Governor Cuomo on Monday walked back state guidelines that would require a school district to close if the area it is in has a coronavirus positivity rate of 9% or higher — all but guaranteeing New York City public elementary schools won’t see another widespread shutdown.
“For counties that are over 9%, they’re doing school testing, if their schools are below the level of positivity in the community, then they can keep the schools open, it is up to the local school district to make that decision,” Cuomo said at an Albany press conference.
This summer, when Cuomo initially rolled out guidelines for school districts to reopen, those rules include a trigger for closing them back down — when the region housing the school district hit a positivity rate of 9%.
In an interview with NY1 Monday, Teachers Union President Michael Mulgrew said if the city hits that benchmark, the mayor must close classrooms.
"Nine percent was the number, it’s now left to the local school district. We believe the schools in New York City absolutely should be closed when it hits the nine percent number, according to the state number,” he said.

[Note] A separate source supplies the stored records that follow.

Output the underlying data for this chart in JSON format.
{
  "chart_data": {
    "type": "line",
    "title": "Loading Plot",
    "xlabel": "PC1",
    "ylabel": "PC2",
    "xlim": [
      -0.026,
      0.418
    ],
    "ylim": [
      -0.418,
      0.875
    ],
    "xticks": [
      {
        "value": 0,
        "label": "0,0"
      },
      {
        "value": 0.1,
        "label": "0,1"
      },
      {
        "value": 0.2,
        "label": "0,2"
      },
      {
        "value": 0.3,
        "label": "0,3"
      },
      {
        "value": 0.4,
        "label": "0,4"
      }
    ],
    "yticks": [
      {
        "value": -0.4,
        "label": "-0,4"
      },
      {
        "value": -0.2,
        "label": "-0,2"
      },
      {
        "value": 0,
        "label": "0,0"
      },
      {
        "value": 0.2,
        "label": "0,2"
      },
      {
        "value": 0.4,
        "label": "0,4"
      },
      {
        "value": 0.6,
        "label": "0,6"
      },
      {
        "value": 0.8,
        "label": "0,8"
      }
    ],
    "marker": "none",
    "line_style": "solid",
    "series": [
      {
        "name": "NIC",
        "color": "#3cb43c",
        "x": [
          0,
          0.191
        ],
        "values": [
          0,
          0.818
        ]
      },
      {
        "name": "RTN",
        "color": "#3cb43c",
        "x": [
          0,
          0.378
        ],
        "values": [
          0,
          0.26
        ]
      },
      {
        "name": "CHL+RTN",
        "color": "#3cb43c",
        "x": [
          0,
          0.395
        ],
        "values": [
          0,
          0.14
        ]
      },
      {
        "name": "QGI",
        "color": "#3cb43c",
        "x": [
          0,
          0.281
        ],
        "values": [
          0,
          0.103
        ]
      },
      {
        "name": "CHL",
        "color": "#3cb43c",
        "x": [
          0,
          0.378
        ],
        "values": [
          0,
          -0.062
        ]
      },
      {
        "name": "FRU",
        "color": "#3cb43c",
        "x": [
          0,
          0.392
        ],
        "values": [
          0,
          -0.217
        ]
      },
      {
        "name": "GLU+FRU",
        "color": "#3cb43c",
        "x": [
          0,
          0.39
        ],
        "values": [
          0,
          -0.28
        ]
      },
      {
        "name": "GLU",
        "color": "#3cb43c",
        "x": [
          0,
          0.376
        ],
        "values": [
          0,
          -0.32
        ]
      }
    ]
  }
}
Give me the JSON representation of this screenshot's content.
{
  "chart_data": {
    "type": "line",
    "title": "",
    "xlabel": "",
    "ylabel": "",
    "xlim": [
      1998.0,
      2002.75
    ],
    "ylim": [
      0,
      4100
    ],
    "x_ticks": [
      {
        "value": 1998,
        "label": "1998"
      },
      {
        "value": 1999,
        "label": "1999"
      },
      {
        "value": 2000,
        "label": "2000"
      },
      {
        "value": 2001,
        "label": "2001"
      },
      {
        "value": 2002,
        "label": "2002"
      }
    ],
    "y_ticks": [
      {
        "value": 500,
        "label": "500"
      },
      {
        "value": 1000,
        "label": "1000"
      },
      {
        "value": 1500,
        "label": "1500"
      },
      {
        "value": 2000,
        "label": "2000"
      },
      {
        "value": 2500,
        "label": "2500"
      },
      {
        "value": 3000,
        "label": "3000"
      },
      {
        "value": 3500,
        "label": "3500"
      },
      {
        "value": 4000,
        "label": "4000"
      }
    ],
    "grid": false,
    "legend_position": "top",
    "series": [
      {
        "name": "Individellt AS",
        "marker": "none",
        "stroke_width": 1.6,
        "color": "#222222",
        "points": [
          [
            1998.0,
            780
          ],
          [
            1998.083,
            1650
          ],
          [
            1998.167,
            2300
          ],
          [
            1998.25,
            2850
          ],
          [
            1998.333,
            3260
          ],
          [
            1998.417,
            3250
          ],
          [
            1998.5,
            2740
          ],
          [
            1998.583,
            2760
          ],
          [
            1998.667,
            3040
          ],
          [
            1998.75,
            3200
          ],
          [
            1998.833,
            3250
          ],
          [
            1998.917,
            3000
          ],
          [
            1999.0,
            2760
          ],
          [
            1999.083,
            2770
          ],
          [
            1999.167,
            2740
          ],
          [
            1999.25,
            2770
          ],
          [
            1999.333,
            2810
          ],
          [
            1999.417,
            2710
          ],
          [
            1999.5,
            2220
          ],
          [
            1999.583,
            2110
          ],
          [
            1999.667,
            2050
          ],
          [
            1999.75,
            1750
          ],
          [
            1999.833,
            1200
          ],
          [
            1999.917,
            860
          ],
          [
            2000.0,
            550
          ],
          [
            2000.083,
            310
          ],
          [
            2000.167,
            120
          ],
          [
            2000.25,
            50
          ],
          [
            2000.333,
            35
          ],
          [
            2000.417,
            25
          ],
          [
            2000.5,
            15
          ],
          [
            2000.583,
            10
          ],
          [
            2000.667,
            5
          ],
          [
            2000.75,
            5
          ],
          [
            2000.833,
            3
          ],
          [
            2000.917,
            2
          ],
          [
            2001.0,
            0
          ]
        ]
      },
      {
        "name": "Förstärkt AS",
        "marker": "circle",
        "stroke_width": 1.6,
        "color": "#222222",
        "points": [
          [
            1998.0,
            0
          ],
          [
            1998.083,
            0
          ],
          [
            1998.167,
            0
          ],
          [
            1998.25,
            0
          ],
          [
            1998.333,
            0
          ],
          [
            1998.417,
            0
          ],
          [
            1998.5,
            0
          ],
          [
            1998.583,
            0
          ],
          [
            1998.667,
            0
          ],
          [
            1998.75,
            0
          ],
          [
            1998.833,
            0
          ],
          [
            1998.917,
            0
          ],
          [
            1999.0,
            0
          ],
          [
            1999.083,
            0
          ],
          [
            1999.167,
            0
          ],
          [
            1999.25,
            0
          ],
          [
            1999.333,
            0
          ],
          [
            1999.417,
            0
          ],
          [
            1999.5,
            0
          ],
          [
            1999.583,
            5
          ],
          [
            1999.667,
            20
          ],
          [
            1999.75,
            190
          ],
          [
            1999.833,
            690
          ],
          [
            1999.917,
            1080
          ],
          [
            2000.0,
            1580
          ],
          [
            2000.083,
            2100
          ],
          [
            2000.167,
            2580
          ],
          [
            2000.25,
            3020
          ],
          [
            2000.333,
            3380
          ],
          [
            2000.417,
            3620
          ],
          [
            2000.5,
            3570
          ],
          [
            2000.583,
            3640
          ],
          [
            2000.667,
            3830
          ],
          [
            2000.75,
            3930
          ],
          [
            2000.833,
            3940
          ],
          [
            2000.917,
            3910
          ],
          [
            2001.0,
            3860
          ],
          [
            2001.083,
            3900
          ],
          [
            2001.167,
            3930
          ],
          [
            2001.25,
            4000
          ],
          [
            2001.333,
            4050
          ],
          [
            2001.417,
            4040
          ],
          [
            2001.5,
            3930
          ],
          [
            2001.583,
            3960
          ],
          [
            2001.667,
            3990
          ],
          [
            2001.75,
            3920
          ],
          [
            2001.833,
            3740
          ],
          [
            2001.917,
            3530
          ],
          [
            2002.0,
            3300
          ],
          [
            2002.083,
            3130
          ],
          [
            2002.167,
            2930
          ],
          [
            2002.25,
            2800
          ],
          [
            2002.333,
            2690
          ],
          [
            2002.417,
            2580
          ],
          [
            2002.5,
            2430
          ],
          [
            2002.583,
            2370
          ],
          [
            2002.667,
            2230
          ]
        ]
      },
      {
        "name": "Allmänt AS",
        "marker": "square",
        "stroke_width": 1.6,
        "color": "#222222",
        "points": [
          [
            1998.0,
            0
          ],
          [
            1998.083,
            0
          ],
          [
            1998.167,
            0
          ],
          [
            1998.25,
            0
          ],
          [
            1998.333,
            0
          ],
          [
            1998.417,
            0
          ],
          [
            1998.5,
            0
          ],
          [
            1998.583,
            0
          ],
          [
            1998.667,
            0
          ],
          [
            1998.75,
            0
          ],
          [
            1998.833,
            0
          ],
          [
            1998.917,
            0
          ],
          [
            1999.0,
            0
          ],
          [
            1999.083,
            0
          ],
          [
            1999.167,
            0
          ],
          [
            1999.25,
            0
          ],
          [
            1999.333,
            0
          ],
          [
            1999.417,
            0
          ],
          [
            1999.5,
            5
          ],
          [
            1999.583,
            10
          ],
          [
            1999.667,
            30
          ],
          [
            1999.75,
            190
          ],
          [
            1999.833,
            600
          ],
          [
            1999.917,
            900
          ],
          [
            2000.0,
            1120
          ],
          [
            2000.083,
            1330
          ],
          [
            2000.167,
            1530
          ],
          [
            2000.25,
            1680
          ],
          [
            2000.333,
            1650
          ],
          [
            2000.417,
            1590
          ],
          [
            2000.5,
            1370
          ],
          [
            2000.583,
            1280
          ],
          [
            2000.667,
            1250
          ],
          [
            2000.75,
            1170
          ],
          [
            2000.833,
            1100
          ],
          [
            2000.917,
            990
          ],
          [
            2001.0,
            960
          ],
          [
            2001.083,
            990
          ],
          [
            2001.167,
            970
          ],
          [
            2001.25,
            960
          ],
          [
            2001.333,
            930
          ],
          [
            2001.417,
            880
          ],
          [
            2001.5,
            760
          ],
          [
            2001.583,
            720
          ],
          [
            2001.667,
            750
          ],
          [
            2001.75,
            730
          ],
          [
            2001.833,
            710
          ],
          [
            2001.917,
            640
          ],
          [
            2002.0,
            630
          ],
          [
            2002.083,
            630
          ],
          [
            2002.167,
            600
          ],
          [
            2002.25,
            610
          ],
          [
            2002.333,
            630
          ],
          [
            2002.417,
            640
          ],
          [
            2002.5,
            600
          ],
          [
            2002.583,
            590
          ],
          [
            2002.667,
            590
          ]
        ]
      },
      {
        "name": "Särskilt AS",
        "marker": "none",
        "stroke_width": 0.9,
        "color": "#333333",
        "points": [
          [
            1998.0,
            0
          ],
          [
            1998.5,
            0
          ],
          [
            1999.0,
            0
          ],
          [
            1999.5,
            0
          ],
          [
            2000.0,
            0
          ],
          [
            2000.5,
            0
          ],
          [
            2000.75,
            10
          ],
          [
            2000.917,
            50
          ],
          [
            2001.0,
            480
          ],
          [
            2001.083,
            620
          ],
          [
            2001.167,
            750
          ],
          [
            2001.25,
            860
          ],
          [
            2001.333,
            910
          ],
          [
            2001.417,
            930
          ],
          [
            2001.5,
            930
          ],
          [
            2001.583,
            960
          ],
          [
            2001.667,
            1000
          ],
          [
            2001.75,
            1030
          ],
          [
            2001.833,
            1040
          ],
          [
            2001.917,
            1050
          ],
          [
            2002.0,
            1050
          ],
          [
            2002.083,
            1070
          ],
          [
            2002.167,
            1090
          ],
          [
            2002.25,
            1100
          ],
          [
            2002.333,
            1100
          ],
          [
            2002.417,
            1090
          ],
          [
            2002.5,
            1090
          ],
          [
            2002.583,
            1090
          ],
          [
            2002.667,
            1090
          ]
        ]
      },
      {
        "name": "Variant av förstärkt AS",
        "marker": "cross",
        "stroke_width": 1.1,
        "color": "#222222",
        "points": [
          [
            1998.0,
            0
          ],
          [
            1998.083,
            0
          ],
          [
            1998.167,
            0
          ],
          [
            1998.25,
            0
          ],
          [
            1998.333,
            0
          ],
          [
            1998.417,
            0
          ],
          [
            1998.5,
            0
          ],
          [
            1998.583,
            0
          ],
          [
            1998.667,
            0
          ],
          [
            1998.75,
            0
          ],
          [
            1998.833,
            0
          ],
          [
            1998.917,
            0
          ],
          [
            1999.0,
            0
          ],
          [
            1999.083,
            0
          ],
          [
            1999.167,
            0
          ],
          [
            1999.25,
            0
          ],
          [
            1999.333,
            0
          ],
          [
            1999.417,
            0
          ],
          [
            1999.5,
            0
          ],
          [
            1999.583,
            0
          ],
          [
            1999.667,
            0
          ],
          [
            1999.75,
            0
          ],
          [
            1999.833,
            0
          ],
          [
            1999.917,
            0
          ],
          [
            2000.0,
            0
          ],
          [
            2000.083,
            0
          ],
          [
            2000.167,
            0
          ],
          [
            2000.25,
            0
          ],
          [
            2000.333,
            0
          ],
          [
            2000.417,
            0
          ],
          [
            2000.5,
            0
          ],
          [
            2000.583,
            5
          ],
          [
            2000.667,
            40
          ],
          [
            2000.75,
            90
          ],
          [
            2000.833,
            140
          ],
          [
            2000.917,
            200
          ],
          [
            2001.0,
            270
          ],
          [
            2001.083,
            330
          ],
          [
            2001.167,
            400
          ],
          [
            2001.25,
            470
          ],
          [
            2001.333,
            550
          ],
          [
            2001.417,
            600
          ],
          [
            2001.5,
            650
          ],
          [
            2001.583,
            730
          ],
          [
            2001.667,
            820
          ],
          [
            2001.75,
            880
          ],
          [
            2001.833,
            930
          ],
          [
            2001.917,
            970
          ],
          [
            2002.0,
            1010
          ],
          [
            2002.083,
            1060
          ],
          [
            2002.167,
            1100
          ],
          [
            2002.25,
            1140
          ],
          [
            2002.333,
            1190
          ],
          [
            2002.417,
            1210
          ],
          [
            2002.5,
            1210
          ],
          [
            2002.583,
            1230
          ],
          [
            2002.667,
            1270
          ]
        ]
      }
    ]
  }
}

The city hit a 9% positivity rate under its own data this week — though the state and the city calculate that rate differently. The state’s positivity rate for New York City remains below 9% — currently clocking in at 6.24%.
"The fact that we have two sets of numbers makes no sense. We’ve been saying this for months. Everybody else is using the state number, but when New York City — under the state — hits 9%, I think the schools should close,” Mulgrew said.
Now that Cuomo has rolled that threshold back, the discrepancy is unlikely to matter: the rate of positive tests conducted in schools is much lower than the positivity rate in the community at large, and Mayor de Blasio has said he wants to keep schools open.
Just .42% of tests administered in schools since October 9 have been positive.
“The safest place to be in New York City of course, is our public schools. We see that and we know it's working and so we want – absolutely know our kids need to be in school,” the mayor said.
Still, it’s unclear how useful a direct comparison of the school testing rate and the community testing rate actually are. The school testing rate of .42% includes only positives discovered by the DOE’s testing program, which requires weekly random tests of 20% of the school’s population of students and staff. That means it is mainly capturing positives among people who are asymptomatic — because students or staff with symptoms are not supposed to attend school.
The .42% rate does not include positive cases among students or teachers who sought a test outside of the DOE’s program — which a student or teacher would be likely to do if they had symptoms that led them to stay home from school and seek a diagnosis.